Edebiyat dünyasına 2009 yılında “Hayat Bir Yolculuktur” (“La vida es un viaje”, 2018’de yayınlanan gezi kitabı) ile girdi. 2016 yılında 10 masaldan oluşan bir antoloji olan “Sınırsız” (“Sin Límites”) adlı ilk kitabını çıkardı. Bunlardan biri olan Kara Para Aşk dizisinde Türk oyuncu Engin Akyürek’in canlandırdığı karakterden esinlenilen “Kara Gözler” (“Ojos Negros”), sosyal ağlarda beklenmedik bir etki yarattı, aynı zamanda bu kitap yazarın Latin Amerika, Amerika Birleşik Devletleri, Kanada, Avustralya, İspanya ve Türkiye’de tanınmasına nedeni oldu.
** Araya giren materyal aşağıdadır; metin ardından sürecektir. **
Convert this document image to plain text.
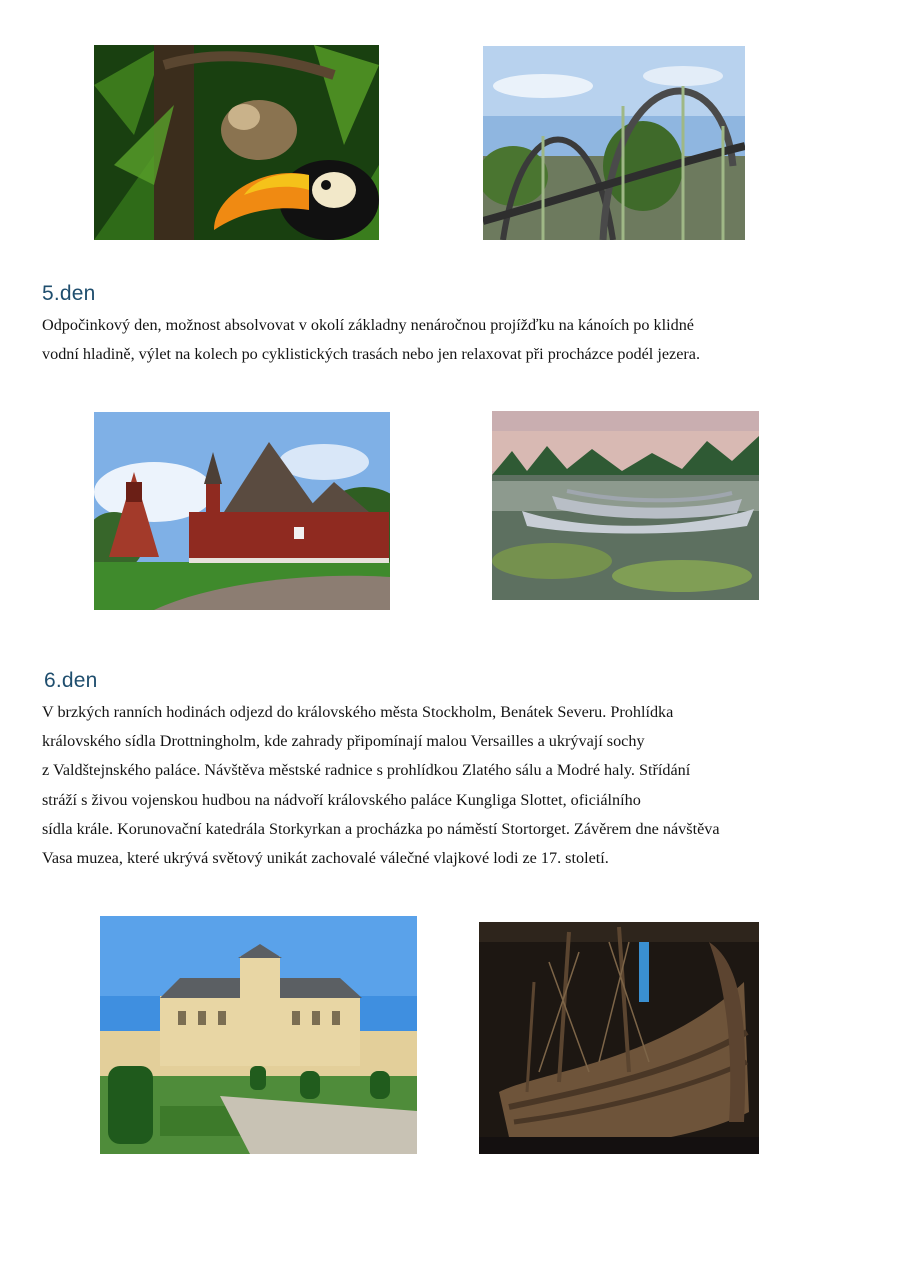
5.den
Odpočinkový den, možnost absolvovat v okolí základny nenáročnou projížďku na kánoích po klidné
vodní hladině, výlet na kolech po cyklistických trasách nebo jen relaxovat při procházce podél jezera.
6.den
V brzkých ranních hodinách odjezd do královského města Stockholm, Benátek Severu. Prohlídka
královského sídla Drottningholm, kde zahrady připomínají malou Versailles a ukrývají sochy
z Valdštejnského paláce. Návštěva městské radnice s prohlídkou Zlatého sálu a Modré haly. Střídání
stráží s živou vojenskou hudbou na nádvoří královského paláce Kungliga Slottet, oficiálního
sídla krále. Korunovační katedrála Storkyrkan a procházka po náměstí Stortorget. Závěrem dne návštěva
Vasa muzea, které ukrývá světový unikát zachovalé válečné vlajkové lodi ze 17. století.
2017’de gerçek olaylara dayanan ilk romantik romanı “Işıklar ve Gölgeler Arasındaki Kara Gözler” (“Ojos Negros entre luces y sombras”) yayınlandı. Roman Arjantin (1992/1994) ve Türkiye’nin (2016) maruz kaldığı terör saldırıları, aynı sorunda (radikal terör) birleşen iki ülke, iki kültürü ele alıyordu.

2020’de ikinci kurgu romanını, 21. yüzyılın sıcak bir konusunu kabaca ve edebi abartılardan uzak bir şekilde ele alan romantik bir drama: insan kaçakçılığı üzerine, “O… seçilmiş” (“Ellas… las elegidas”) yayımladı. Romandaki öykü esas olarak Türk şehri Adana’da geçiyordu.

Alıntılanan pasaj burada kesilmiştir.